Either way, Boozer appears set to leave Cleveland for a six-year, $68 million deal with the Utah Jazz.
Whatever the reason for the differing opinions of the Cavs and Boozer, it's the free-agent forward who is hurting under the barrage of criticism for skipping out on a reported hand-shake deal.
Boozer has declined to comment on the agreement made Thursday to sign an offer sheet July 14 with the Jazz, but a source close to the 22-year-old says the blame is taking its toll on Boozer.

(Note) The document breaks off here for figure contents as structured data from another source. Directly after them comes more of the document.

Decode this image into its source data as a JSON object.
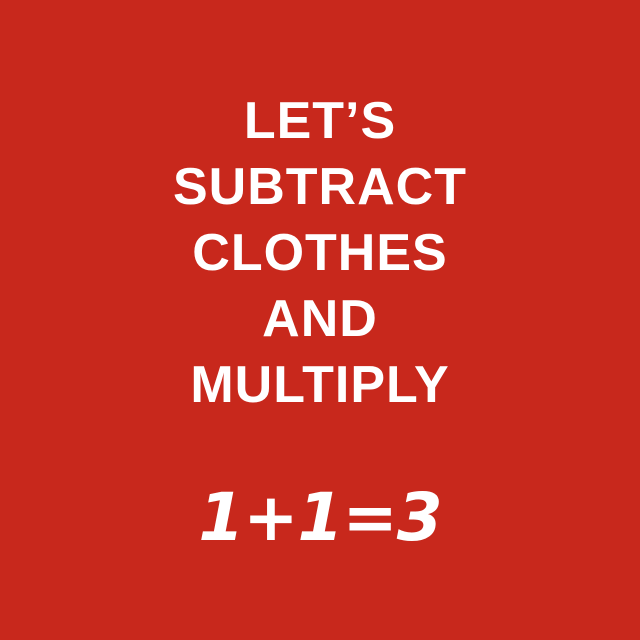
{
  "poster": {
    "background_color": "#c8281c",
    "text_color": "#ffffff",
    "headline_lines": [
      "LET’S",
      "SUBTRACT",
      "CLOTHES",
      "AND",
      "MULTIPLY"
    ],
    "equation": "1+1=3"
  }
}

The sentiment on Boozer in the Cleveland area is largely that he is a "backstabbing, double-crossing, money-grubbing Judas," according to the Tribune. Yet, the source told the paper that Boozer contends he did nothing wrong and had been careful not to commit or promise anything to the Cavaliers.
The discrepancy in Boozer's and the Cavs' take on the existence of a gentlemen's agreement hinges on public statements made by Boozer in an interview with The Associated Press on July 1 -- the day Boozer became a free agent when the Cavaliers did not exercise an option in his contract.

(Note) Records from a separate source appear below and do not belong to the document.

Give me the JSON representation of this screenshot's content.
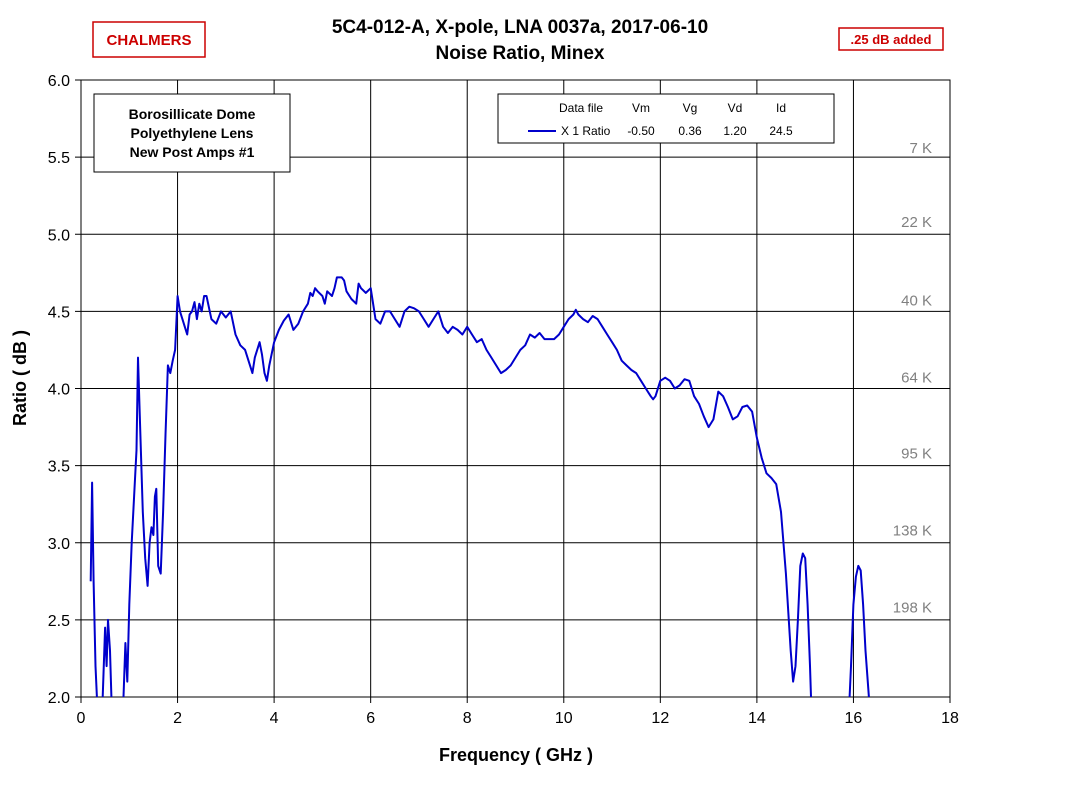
{
  "brand": {
    "logo_text": "CHALMERS",
    "color": "#cc0000"
  },
  "badge": {
    "text": ".25 dB added",
    "color": "#cc0000"
  },
  "chart_data": {
    "type": "line",
    "title": "5C4-012-A,  X-pole,  LNA 0037a,  2017-06-10",
    "subtitle": "Noise Ratio,  Minex",
    "xlabel": "Frequency  ( GHz )",
    "ylabel": "Ratio  ( dB )",
    "xlim": [
      0,
      18
    ],
    "ylim": [
      2.0,
      6.0
    ],
    "xticks": [
      "0",
      "2",
      "4",
      "6",
      "8",
      "10",
      "12",
      "14",
      "16",
      "18"
    ],
    "yticks": [
      "2.0",
      "2.5",
      "3.0",
      "3.5",
      "4.0",
      "4.5",
      "5.0",
      "5.5",
      "6.0"
    ],
    "grid": true,
    "legend_position": "top-center",
    "legend": {
      "headers": [
        "Data file",
        "Vm",
        "Vg",
        "Vd",
        "Id"
      ],
      "rows": [
        {
          "label": "X 1 Ratio",
          "vm": "-0.50",
          "vg": "0.36",
          "vd": "1.20",
          "id": "24.5",
          "color": "#0000cc"
        }
      ]
    },
    "annotation_box": [
      "Borosillicate Dome",
      "Polyethylene Lens",
      "New Post Amps #1"
    ],
    "temperature_labels": [
      {
        "text": "7 K",
        "y": 5.56
      },
      {
        "text": "22 K",
        "y": 5.08
      },
      {
        "text": "40 K",
        "y": 4.57
      },
      {
        "text": "64 K",
        "y": 4.07
      },
      {
        "text": "95 K",
        "y": 3.58
      },
      {
        "text": "138 K",
        "y": 3.08
      },
      {
        "text": "198 K",
        "y": 2.58
      }
    ],
    "series": [
      {
        "name": "X 1 Ratio",
        "color": "#0000cc",
        "segments": [
          [
            [
              0.2,
              2.75
            ],
            [
              0.23,
              3.39
            ],
            [
              0.26,
              2.75
            ],
            [
              0.3,
              2.2
            ],
            [
              0.33,
              2.0
            ]
          ],
          [
            [
              0.45,
              2.0
            ],
            [
              0.5,
              2.45
            ],
            [
              0.53,
              2.2
            ],
            [
              0.56,
              2.5
            ],
            [
              0.6,
              2.3
            ],
            [
              0.63,
              2.0
            ]
          ],
          [
            [
              0.88,
              2.0
            ],
            [
              0.92,
              2.35
            ],
            [
              0.96,
              2.1
            ],
            [
              1.0,
              2.6
            ],
            [
              1.05,
              3.0
            ],
            [
              1.1,
              3.3
            ],
            [
              1.15,
              3.6
            ],
            [
              1.18,
              4.2
            ],
            [
              1.22,
              3.8
            ],
            [
              1.28,
              3.2
            ],
            [
              1.33,
              2.9
            ],
            [
              1.38,
              2.72
            ],
            [
              1.42,
              3.0
            ],
            [
              1.46,
              3.1
            ],
            [
              1.5,
              3.05
            ],
            [
              1.53,
              3.3
            ],
            [
              1.56,
              3.35
            ],
            [
              1.6,
              2.85
            ],
            [
              1.65,
              2.8
            ],
            [
              1.7,
              3.2
            ],
            [
              1.75,
              3.7
            ],
            [
              1.8,
              4.15
            ],
            [
              1.85,
              4.1
            ],
            [
              1.9,
              4.18
            ],
            [
              1.95,
              4.25
            ],
            [
              2.0,
              4.6
            ],
            [
              2.05,
              4.5
            ],
            [
              2.1,
              4.45
            ],
            [
              2.15,
              4.4
            ],
            [
              2.2,
              4.35
            ],
            [
              2.25,
              4.48
            ],
            [
              2.3,
              4.5
            ],
            [
              2.35,
              4.56
            ],
            [
              2.4,
              4.45
            ],
            [
              2.45,
              4.55
            ],
            [
              2.5,
              4.5
            ],
            [
              2.55,
              4.6
            ],
            [
              2.6,
              4.6
            ],
            [
              2.7,
              4.45
            ],
            [
              2.8,
              4.42
            ],
            [
              2.9,
              4.5
            ],
            [
              3.0,
              4.46
            ],
            [
              3.1,
              4.5
            ],
            [
              3.2,
              4.35
            ],
            [
              3.3,
              4.28
            ],
            [
              3.4,
              4.25
            ],
            [
              3.5,
              4.15
            ],
            [
              3.55,
              4.1
            ],
            [
              3.6,
              4.2
            ],
            [
              3.7,
              4.3
            ],
            [
              3.75,
              4.22
            ],
            [
              3.8,
              4.1
            ],
            [
              3.85,
              4.05
            ],
            [
              3.9,
              4.15
            ],
            [
              4.0,
              4.3
            ],
            [
              4.1,
              4.38
            ],
            [
              4.2,
              4.44
            ],
            [
              4.3,
              4.48
            ],
            [
              4.4,
              4.38
            ],
            [
              4.5,
              4.42
            ],
            [
              4.6,
              4.5
            ],
            [
              4.7,
              4.55
            ],
            [
              4.75,
              4.62
            ],
            [
              4.8,
              4.6
            ],
            [
              4.85,
              4.65
            ],
            [
              4.9,
              4.63
            ],
            [
              5.0,
              4.6
            ],
            [
              5.05,
              4.55
            ],
            [
              5.1,
              4.63
            ],
            [
              5.2,
              4.6
            ],
            [
              5.25,
              4.65
            ],
            [
              5.3,
              4.72
            ],
            [
              5.4,
              4.72
            ],
            [
              5.45,
              4.7
            ],
            [
              5.5,
              4.63
            ],
            [
              5.6,
              4.58
            ],
            [
              5.7,
              4.55
            ],
            [
              5.75,
              4.68
            ],
            [
              5.8,
              4.65
            ],
            [
              5.9,
              4.62
            ],
            [
              6.0,
              4.65
            ],
            [
              6.05,
              4.55
            ],
            [
              6.1,
              4.45
            ],
            [
              6.2,
              4.42
            ],
            [
              6.3,
              4.5
            ],
            [
              6.4,
              4.5
            ],
            [
              6.5,
              4.45
            ],
            [
              6.6,
              4.4
            ],
            [
              6.7,
              4.5
            ],
            [
              6.8,
              4.53
            ],
            [
              6.9,
              4.52
            ],
            [
              7.0,
              4.5
            ],
            [
              7.1,
              4.45
            ],
            [
              7.2,
              4.4
            ],
            [
              7.3,
              4.45
            ],
            [
              7.4,
              4.5
            ],
            [
              7.5,
              4.4
            ],
            [
              7.6,
              4.36
            ],
            [
              7.7,
              4.4
            ],
            [
              7.8,
              4.38
            ],
            [
              7.9,
              4.35
            ],
            [
              8.0,
              4.4
            ],
            [
              8.1,
              4.35
            ],
            [
              8.2,
              4.3
            ],
            [
              8.3,
              4.32
            ],
            [
              8.4,
              4.25
            ],
            [
              8.5,
              4.2
            ],
            [
              8.6,
              4.15
            ],
            [
              8.7,
              4.1
            ],
            [
              8.8,
              4.12
            ],
            [
              8.9,
              4.15
            ],
            [
              9.0,
              4.2
            ],
            [
              9.1,
              4.25
            ],
            [
              9.2,
              4.28
            ],
            [
              9.3,
              4.35
            ],
            [
              9.4,
              4.33
            ],
            [
              9.5,
              4.36
            ],
            [
              9.6,
              4.32
            ],
            [
              9.7,
              4.32
            ],
            [
              9.8,
              4.32
            ],
            [
              9.9,
              4.35
            ],
            [
              10.0,
              4.4
            ],
            [
              10.1,
              4.45
            ],
            [
              10.2,
              4.48
            ],
            [
              10.25,
              4.51
            ],
            [
              10.3,
              4.48
            ],
            [
              10.4,
              4.45
            ],
            [
              10.5,
              4.43
            ],
            [
              10.6,
              4.47
            ],
            [
              10.7,
              4.45
            ],
            [
              10.8,
              4.4
            ],
            [
              10.9,
              4.35
            ],
            [
              11.0,
              4.3
            ],
            [
              11.1,
              4.25
            ],
            [
              11.2,
              4.18
            ],
            [
              11.3,
              4.15
            ],
            [
              11.4,
              4.12
            ],
            [
              11.5,
              4.1
            ],
            [
              11.6,
              4.05
            ],
            [
              11.7,
              4.0
            ],
            [
              11.8,
              3.95
            ],
            [
              11.85,
              3.93
            ],
            [
              11.9,
              3.95
            ],
            [
              12.0,
              4.05
            ],
            [
              12.1,
              4.07
            ],
            [
              12.2,
              4.05
            ],
            [
              12.3,
              4.0
            ],
            [
              12.4,
              4.02
            ],
            [
              12.5,
              4.06
            ],
            [
              12.6,
              4.05
            ],
            [
              12.7,
              3.95
            ],
            [
              12.8,
              3.9
            ],
            [
              12.9,
              3.82
            ],
            [
              13.0,
              3.75
            ],
            [
              13.1,
              3.8
            ],
            [
              13.2,
              3.98
            ],
            [
              13.3,
              3.95
            ],
            [
              13.4,
              3.88
            ],
            [
              13.5,
              3.8
            ],
            [
              13.6,
              3.82
            ],
            [
              13.7,
              3.88
            ],
            [
              13.8,
              3.89
            ],
            [
              13.9,
              3.85
            ],
            [
              14.0,
              3.68
            ],
            [
              14.1,
              3.55
            ],
            [
              14.2,
              3.45
            ],
            [
              14.3,
              3.42
            ],
            [
              14.4,
              3.38
            ],
            [
              14.5,
              3.2
            ],
            [
              14.6,
              2.8
            ],
            [
              14.7,
              2.3
            ],
            [
              14.75,
              2.1
            ],
            [
              14.8,
              2.2
            ],
            [
              14.85,
              2.5
            ],
            [
              14.9,
              2.85
            ],
            [
              14.95,
              2.93
            ],
            [
              15.0,
              2.9
            ],
            [
              15.05,
              2.6
            ],
            [
              15.1,
              2.2
            ],
            [
              15.12,
              2.0
            ]
          ],
          [
            [
              15.92,
              2.0
            ],
            [
              15.95,
              2.2
            ],
            [
              16.0,
              2.6
            ],
            [
              16.05,
              2.78
            ],
            [
              16.1,
              2.85
            ],
            [
              16.15,
              2.82
            ],
            [
              16.2,
              2.6
            ],
            [
              16.25,
              2.3
            ],
            [
              16.32,
              2.0
            ]
          ]
        ]
      }
    ]
  }
}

At the time, Boozer expressed an intention to re-sign in Cleveland for the team's full mid-level exception -- approximately six years and $40 million. And so, the Cavaliers say, they did not pick up the option.

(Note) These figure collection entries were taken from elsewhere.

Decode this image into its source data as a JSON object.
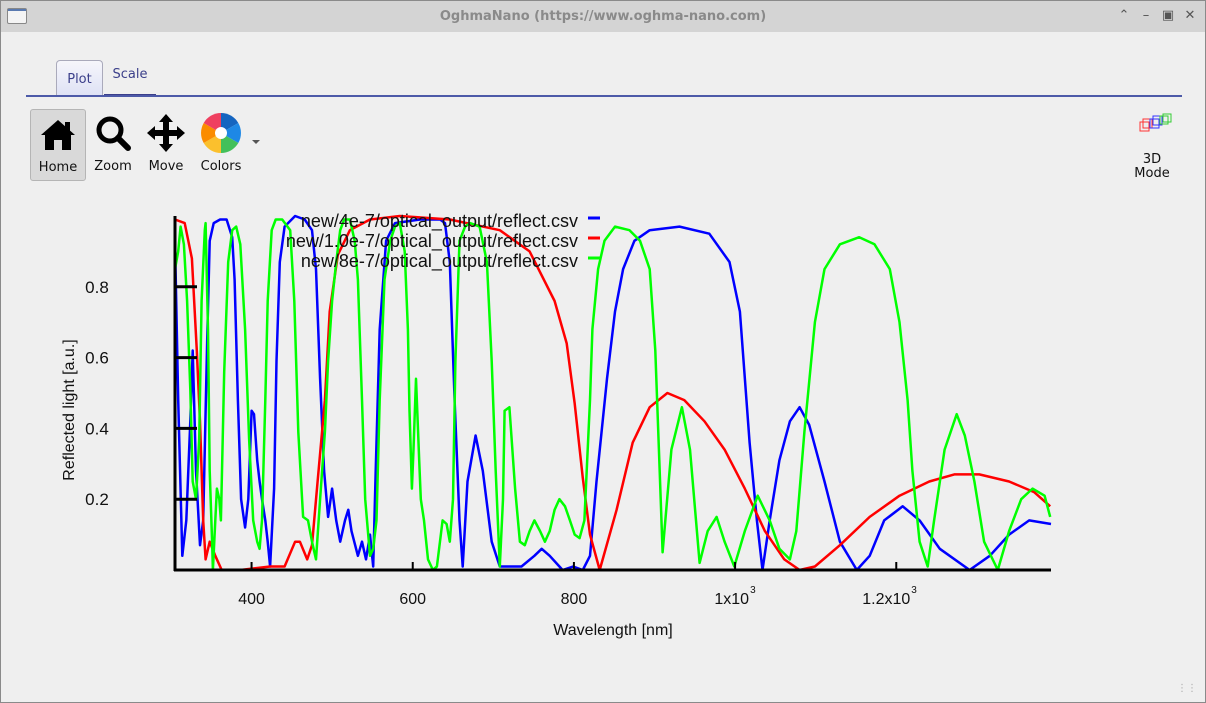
{
  "window": {
    "title": "OghmaNano (https://www.oghma-nano.com)",
    "controls": [
      "minimize",
      "maximize",
      "close"
    ]
  },
  "tabs": [
    {
      "label": "Plot",
      "active": true
    },
    {
      "label": "Scale",
      "active": false
    }
  ],
  "toolbar": {
    "home": "Home",
    "zoom": "Zoom",
    "move": "Move",
    "colors": "Colors",
    "mode3d_line1": "3D",
    "mode3d_line2": "Mode"
  },
  "chart_data": {
    "type": "line",
    "xlabel": "Wavelength [nm]",
    "ylabel": "Reflected light [a.u.]",
    "xlim": [
      305,
      1392
    ],
    "ylim": [
      0,
      1.0
    ],
    "legend_position": "top-center",
    "xticks": [
      {
        "value": 400,
        "label": "400"
      },
      {
        "value": 600,
        "label": "600"
      },
      {
        "value": 800,
        "label": "800"
      },
      {
        "value": 1000,
        "label": "1x10",
        "exp": "3"
      },
      {
        "value": 1200,
        "label": "1.2x10",
        "exp": "3"
      }
    ],
    "yticks": [
      {
        "value": 0.2,
        "label": "0.2"
      },
      {
        "value": 0.4,
        "label": "0.4"
      },
      {
        "value": 0.6,
        "label": "0.6"
      },
      {
        "value": 0.8,
        "label": "0.8"
      }
    ],
    "series": [
      {
        "name": "new/4e-7/optical_output/reflect.csv",
        "color": "#0000ff",
        "x": [
          305,
          309,
          314,
          319,
          324,
          327,
          331,
          336,
          340,
          345,
          348,
          353,
          361,
          369,
          376,
          379,
          383,
          387,
          392,
          396,
          400,
          403,
          407,
          410,
          413,
          417,
          420,
          423,
          428,
          431,
          435,
          441,
          454,
          466,
          475,
          480,
          485,
          490,
          495,
          500,
          505,
          510,
          516,
          520,
          524,
          532,
          537,
          542,
          547,
          551,
          554,
          559,
          567,
          578,
          609,
          634,
          640,
          646,
          652,
          658,
          662,
          668,
          678,
          687,
          698,
          708,
          735,
          751,
          760,
          770,
          786,
          799,
          811,
          820,
          828,
          841,
          851,
          861,
          875,
          894,
          931,
          968,
          993,
          1006,
          1018,
          1027,
          1034,
          1043,
          1055,
          1068,
          1080,
          1092,
          1111,
          1130,
          1151,
          1167,
          1185,
          1208,
          1229,
          1254,
          1291,
          1316,
          1340,
          1365,
          1392
        ],
        "y": [
          0.93,
          0.48,
          0.04,
          0.14,
          0.42,
          0.62,
          0.28,
          0.07,
          0.14,
          0.65,
          0.93,
          0.98,
          0.99,
          0.99,
          0.94,
          0.82,
          0.48,
          0.2,
          0.12,
          0.2,
          0.45,
          0.44,
          0.31,
          0.25,
          0.2,
          0.14,
          0.08,
          0.01,
          0.23,
          0.59,
          0.87,
          0.97,
          1.0,
          0.99,
          0.96,
          0.85,
          0.54,
          0.28,
          0.15,
          0.23,
          0.14,
          0.08,
          0.14,
          0.17,
          0.11,
          0.04,
          0.08,
          0.03,
          0.1,
          0.01,
          0.28,
          0.68,
          0.93,
          0.98,
          0.99,
          0.99,
          0.98,
          0.87,
          0.48,
          0.14,
          0.01,
          0.25,
          0.38,
          0.28,
          0.08,
          0.01,
          0.01,
          0.04,
          0.06,
          0.04,
          0.0,
          0.01,
          0.0,
          0.04,
          0.25,
          0.54,
          0.73,
          0.85,
          0.93,
          0.96,
          0.97,
          0.95,
          0.87,
          0.73,
          0.36,
          0.14,
          0.0,
          0.14,
          0.31,
          0.42,
          0.46,
          0.41,
          0.25,
          0.08,
          0.0,
          0.04,
          0.14,
          0.18,
          0.14,
          0.06,
          0.0,
          0.04,
          0.1,
          0.14,
          0.13
        ]
      },
      {
        "name": "new/1.0e-7/optical_output/reflect.csv",
        "color": "#ff0000",
        "x": [
          305,
          317,
          326,
          332,
          336,
          340,
          343,
          348,
          355,
          363,
          386,
          423,
          441,
          454,
          460,
          469,
          475,
          482,
          491,
          497,
          507,
          522,
          547,
          584,
          646,
          708,
          745,
          776,
          791,
          801,
          811,
          820,
          832,
          853,
          873,
          894,
          916,
          937,
          962,
          987,
          1012,
          1037,
          1061,
          1080,
          1099,
          1130,
          1167,
          1204,
          1241,
          1272,
          1303,
          1340,
          1371,
          1391
        ],
        "y": [
          0.99,
          0.98,
          0.88,
          0.62,
          0.42,
          0.14,
          0.03,
          0.08,
          0.04,
          0.0,
          0.0,
          0.01,
          0.01,
          0.08,
          0.08,
          0.03,
          0.07,
          0.25,
          0.48,
          0.73,
          0.89,
          0.96,
          0.99,
          1.0,
          0.99,
          0.96,
          0.9,
          0.76,
          0.64,
          0.47,
          0.26,
          0.1,
          0.0,
          0.17,
          0.36,
          0.46,
          0.5,
          0.48,
          0.42,
          0.34,
          0.23,
          0.11,
          0.03,
          0.0,
          0.01,
          0.07,
          0.15,
          0.21,
          0.25,
          0.27,
          0.27,
          0.25,
          0.22,
          0.18
        ]
      },
      {
        "name": "new/8e-7/optical_output/reflect.csv",
        "color": "#00ff00",
        "x": [
          305,
          309,
          312,
          316,
          320,
          324,
          327,
          331,
          335,
          338,
          342,
          343,
          346,
          348,
          351,
          352,
          355,
          357,
          360,
          362,
          366,
          371,
          376,
          381,
          386,
          392,
          397,
          402,
          407,
          410,
          413,
          417,
          420,
          425,
          430,
          438,
          448,
          453,
          458,
          464,
          470,
          475,
          480,
          485,
          491,
          495,
          500,
          505,
          510,
          515,
          522,
          528,
          532,
          537,
          541,
          547,
          551,
          555,
          559,
          565,
          572,
          578,
          584,
          590,
          594,
          596,
          599,
          601,
          604,
          608,
          610,
          614,
          619,
          625,
          630,
          637,
          642,
          646,
          650,
          653,
          658,
          665,
          671,
          683,
          692,
          698,
          703,
          708,
          712,
          714,
          720,
          727,
          733,
          739,
          745,
          751,
          758,
          764,
          770,
          776,
          782,
          789,
          795,
          801,
          807,
          813,
          820,
          823,
          830,
          838,
          851,
          869,
          882,
          894,
          901,
          906,
          910,
          921,
          934,
          944,
          956,
          966,
          977,
          987,
          999,
          1012,
          1028,
          1043,
          1055,
          1068,
          1076,
          1086,
          1099,
          1111,
          1130,
          1154,
          1173,
          1192,
          1204,
          1214,
          1220,
          1229,
          1239,
          1247,
          1260,
          1275,
          1285,
          1297,
          1309,
          1326,
          1340,
          1355,
          1369,
          1384,
          1391
        ],
        "y": [
          0.85,
          0.9,
          0.97,
          0.92,
          0.76,
          0.51,
          0.25,
          0.2,
          0.37,
          0.76,
          0.96,
          0.98,
          0.68,
          0.28,
          0.08,
          0.0,
          0.14,
          0.23,
          0.2,
          0.14,
          0.56,
          0.87,
          0.96,
          0.97,
          0.92,
          0.68,
          0.37,
          0.14,
          0.08,
          0.06,
          0.14,
          0.48,
          0.76,
          0.96,
          0.99,
          0.99,
          0.96,
          0.76,
          0.39,
          0.15,
          0.14,
          0.08,
          0.03,
          0.2,
          0.39,
          0.59,
          0.76,
          0.87,
          0.96,
          0.99,
          0.99,
          0.93,
          0.82,
          0.48,
          0.2,
          0.04,
          0.06,
          0.14,
          0.48,
          0.82,
          0.93,
          0.97,
          0.98,
          0.9,
          0.68,
          0.45,
          0.23,
          0.34,
          0.54,
          0.31,
          0.2,
          0.14,
          0.03,
          0.0,
          0.01,
          0.14,
          0.13,
          0.08,
          0.2,
          0.59,
          0.93,
          0.97,
          0.98,
          0.97,
          0.87,
          0.59,
          0.28,
          0.01,
          0.2,
          0.45,
          0.46,
          0.23,
          0.08,
          0.07,
          0.11,
          0.14,
          0.11,
          0.08,
          0.11,
          0.17,
          0.2,
          0.18,
          0.14,
          0.1,
          0.09,
          0.14,
          0.48,
          0.68,
          0.85,
          0.93,
          0.97,
          0.96,
          0.93,
          0.85,
          0.62,
          0.31,
          0.05,
          0.34,
          0.46,
          0.34,
          0.02,
          0.11,
          0.15,
          0.08,
          0.01,
          0.11,
          0.21,
          0.14,
          0.06,
          0.03,
          0.11,
          0.39,
          0.7,
          0.85,
          0.92,
          0.94,
          0.92,
          0.85,
          0.7,
          0.48,
          0.28,
          0.08,
          0.01,
          0.14,
          0.34,
          0.44,
          0.38,
          0.25,
          0.08,
          0.0,
          0.11,
          0.2,
          0.23,
          0.21,
          0.15
        ]
      }
    ]
  }
}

"Our actions have been based upon what Carlos told us he
wanted," the Cavaliers said in a statement Thursday by owner Gordon Gund
and general manager Jim Paxson.
"We are both very surprised and very disappointed."
But, according to the Tribune's source, Boozer did not agree to anything -- both because of NBA rules and his own bargaining position.
"He actually pulled out the collective bargaining agreement," the source told the paper, and noted the clauses prohibiting "undisclosed agreements."
The source, who had knowledge of a June 30 meeting in which the Cavs contend Boozer verbally agreed to re-sign, told the Tribune that Boozer "did tell the Cavs that [he] wanted to be in Cleveland … but did not make a commitment or a promise."
Now, the Cavs are almost certain to lose Boozer. The Cavs have the right to match the Utah offer, but they would have to trade and/or renounce the rights to a number of players to clear enough room to do so.
And Boozer, who just a few weeks ago publicly declared his happiness in Cleveland, is reportedly expressing good feelings about his agreement with the Jazz.
The source told the Tribune that Boozer and his wife, CeCe, "are excited that [Jazz GM] Kevin O'Connor is giving them this opportunity," and look forward to moving to Utah.